We clutch the slick side of the painted pool with both
hands, the surge of the water behind us, lulling us back with the mistaken
belief we might survive another bout, the blond-headed, blue-eyed muscle-thick
life guards glancing at us the way they might two soggy old fish.
We are fish, gasping not or water but for air.
And then she sees Dave, not the she who drowned in the pool
in June, but the she in whom he drowns, over his head in a pool so deep nobody
can see its bottom, adoring the girl that abhors him, she looking down at both
of us with mockery in her eyes.
If the sun hasn’t made his face fire red, this does,
painting him as vivid red as the pool is blue. We sink down into the warm water
until only our eyes and finger tips show over the pool lip, spy guys in an
alien landscape, peering out a periscope at enemies we despise, surprised at
being surprised that they despise us, too.

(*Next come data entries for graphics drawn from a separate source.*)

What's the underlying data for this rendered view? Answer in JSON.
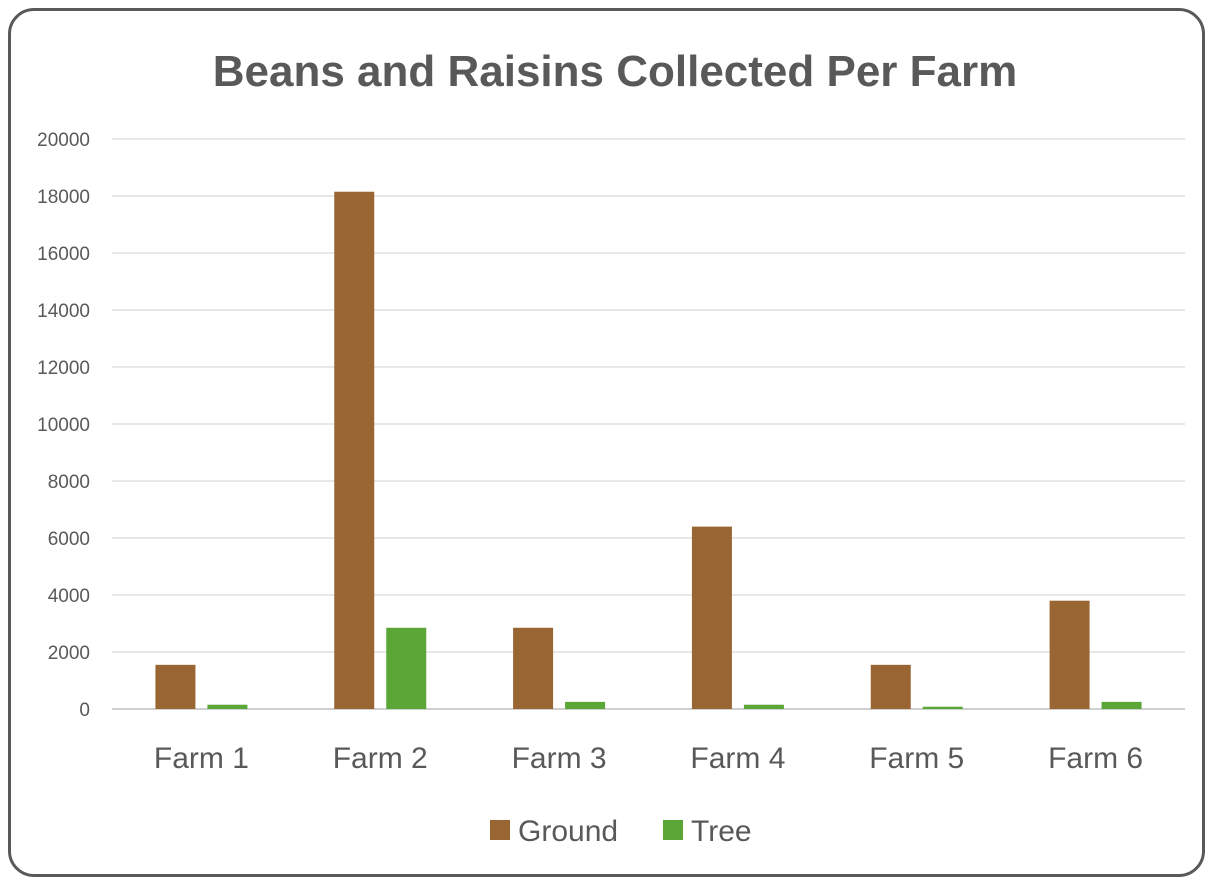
{
  "chart_data": {
    "type": "bar",
    "title": "Beans and Raisins Collected Per Farm",
    "xlabel": "",
    "ylabel": "",
    "categories": [
      "Farm 1",
      "Farm 2",
      "Farm 3",
      "Farm 4",
      "Farm 5",
      "Farm 6"
    ],
    "series": [
      {
        "name": "Ground",
        "color": "#996633",
        "values": [
          1550,
          18150,
          2850,
          6400,
          1550,
          3800
        ]
      },
      {
        "name": "Tree",
        "color": "#5aa637",
        "values": [
          150,
          2850,
          250,
          150,
          80,
          250
        ]
      }
    ],
    "ylim": [
      0,
      20000
    ],
    "yticks": [
      "0",
      "2000",
      "4000",
      "6000",
      "8000",
      "10000",
      "12000",
      "14000",
      "16000",
      "18000",
      "20000"
    ],
    "grid": true,
    "legend_position": "bottom",
    "gridline_color": "#d9d9d9",
    "axis_line_color": "#bfbfbf",
    "text_color": "#595959"
  }
}
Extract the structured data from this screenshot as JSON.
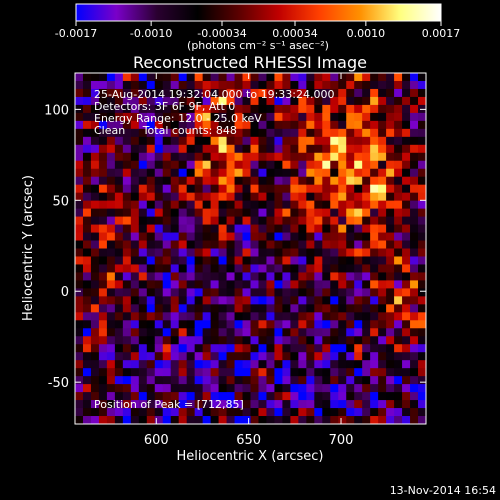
{
  "colors": {
    "background": "#000000",
    "axes": "#ffffff",
    "text": "#ffffff",
    "colormap": [
      "#0000ff",
      "#7a00c8",
      "#2a0030",
      "#000000",
      "#5a0000",
      "#c00000",
      "#ff4000",
      "#ff9000",
      "#ffff80",
      "#ffffff"
    ]
  },
  "colorbar": {
    "tick_labels": [
      "-0.0017",
      "-0.0010",
      "-0.00034",
      "0.00034",
      "0.0010",
      "0.0017"
    ],
    "tick_values": [
      -0.0017,
      -0.001,
      -0.00034,
      0.00034,
      0.001,
      0.0017
    ],
    "range": [
      -0.0017,
      0.0017
    ],
    "units_label": "(photons cm⁻² s⁻¹ asec⁻²)"
  },
  "chart_data": {
    "type": "heatmap",
    "title": "Reconstructed RHESSI Image",
    "xlabel": "Heliocentric X (arcsec)",
    "ylabel": "Heliocentric Y (arcsec)",
    "xlim": [
      556,
      746
    ],
    "ylim": [
      -73,
      120
    ],
    "x_ticks": [
      600,
      650,
      700
    ],
    "x_tick_labels": [
      "600",
      "650",
      "700"
    ],
    "y_ticks": [
      -50,
      0,
      50,
      100
    ],
    "y_tick_labels": [
      "-50",
      "0",
      "50",
      "100"
    ],
    "peak_position": [
      712,
      85
    ],
    "annotations": [
      "25-Aug-2014 19:32:04.000 to 19:33:24.000",
      "Detectors: 3F 6F 9F, Att 0",
      "Energy Range: 12.0 - 25.0 keV",
      "Clean     Total counts: 848",
      "Position of Peak = [712,85]"
    ]
  },
  "footer": {
    "timestamp": "13-Nov-2014 16:54"
  }
}
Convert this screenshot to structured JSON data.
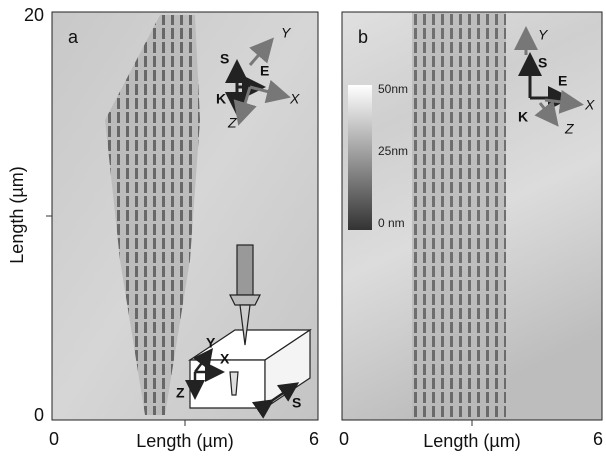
{
  "figure": {
    "y_axis": {
      "label": "Length (µm)",
      "ticks": [
        0,
        20
      ]
    },
    "panels": [
      {
        "label": "a",
        "x_axis": {
          "label": "Length (µm)",
          "ticks": [
            0,
            6
          ]
        },
        "triad": {
          "s": "S",
          "y": "Y",
          "e": "E",
          "x": "X",
          "k": "K",
          "z": "Z"
        },
        "inset": {
          "y": "Y",
          "x": "X",
          "z": "Z",
          "s": "S"
        }
      },
      {
        "label": "b",
        "x_axis": {
          "label": "Length (µm)",
          "ticks": [
            0,
            6
          ]
        },
        "triad": {
          "s": "S",
          "y": "Y",
          "e": "E",
          "x": "X",
          "k": "K",
          "z": "Z"
        },
        "colorbar": {
          "top": "50nm",
          "middle": "25nm",
          "bottom": "0 nm"
        }
      }
    ]
  }
}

All I can think of is that girl after the dance who had come
here in the dark on the edge of the rest of her life, and how my uncles and my
mother, and how the water had consumed her, and how someone had tried to bring
her back to life, making her cough up that substance of which we are all made,
yet cannot breathe, and I think of us, two clowns keeping low over the
illusions of love, and how twisted hopes can be when we ache for what we cannot
have, and cause love to cross over into hate, and I keep thinking of how scared
we both are, two eyes above the rim of a pool, aching inside and out, from what
we don’t know we want and from a sun that exposed just who we are and for
anybody to see, and I keep thinking how much Dave must hurt, and how lucky I
am, and how like my uncles who clutched nickels in their hands for a chance to
be here, and how lucky I am just to be alive.